33. In the matter of National Legal Services Authority v. Union of India, the Supreme Court recognized that gender identity, is an integral part of sex within the meaning of Articles 15 and 16 of the Constitution of India and no citizen can be discriminated on the ground of gender. The Supreme Court observed as follows:

“We, therefore, conclude that discrimination on the basis of sexual orientation or gender identity includes any discrimination, exclusion, restriction or preference, which has the effect of nullifying or transposing equality by the law or the equal protection of laws guaranteed under our Constitution, and hence we are inclined to give various directions to safeguard the constitutional rights of the members of the TG community.”

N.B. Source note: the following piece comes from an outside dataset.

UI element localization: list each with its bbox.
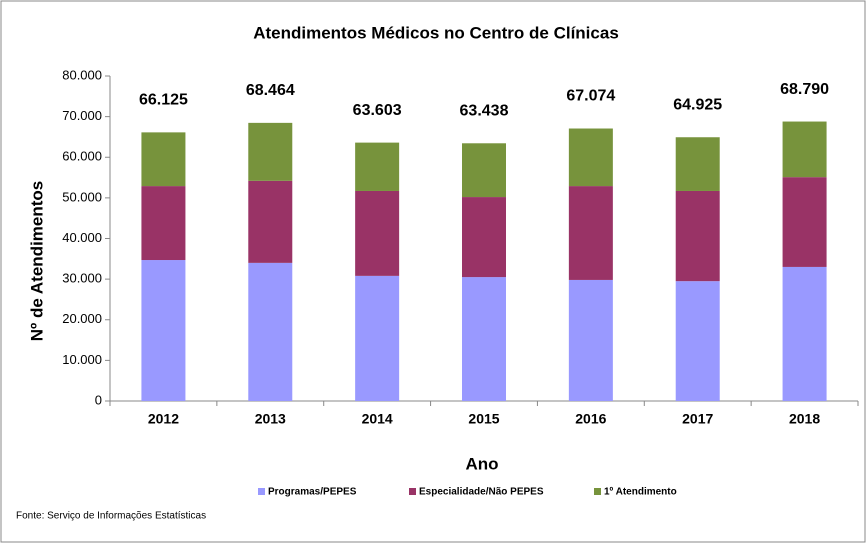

34. Thus, from the aforesaid cases it is quite vivid that marriage is a social circumstance and basic civil right of man and woman, and marriage by itself is not a disqualification. A daughter remains a daughter after her marriage and does not cease to be a daughter of her father or mother. Thus, denial of employment, included in the rehabilitation, to married daughter of an affected family (land oustee) is gender-biased and unreasonable and violative of Articles 14 & 15 of the Constitution of India as well as Article 21, as rehabilitation of a land oustee is logical corollary of Article 21 of the Constitution of India.

35. As a fallout and consequence of aforesaid discussion, the writ petition is allowed and consequently, clause 2.1 (c) of the R&R Policy regarding employment being violative and discriminatory to the extent of excluding married daughter from consideration for employment, is hereby declared void and inoperative. The impugned order dated 22-11-2012 (Annexure P-5) is hereby quashed. Clause 2.1 (c) of the Chhattisgarh State Model Rehabilitation Policy, 2007 be read in the manner to include the married daughter as one of the eligible subject to fulfillment of other conditions. As a consequence, the respondents are directed to consider the claim of the petitioner for being appointed afresh in accordance with law keeping in view that her father’s land was acquired way back in the year 2007 and her application was rejected on 22-11-2012, preferably within a period of forty-five days from the date of receipt of certified copy of this order. No order as to cost(s).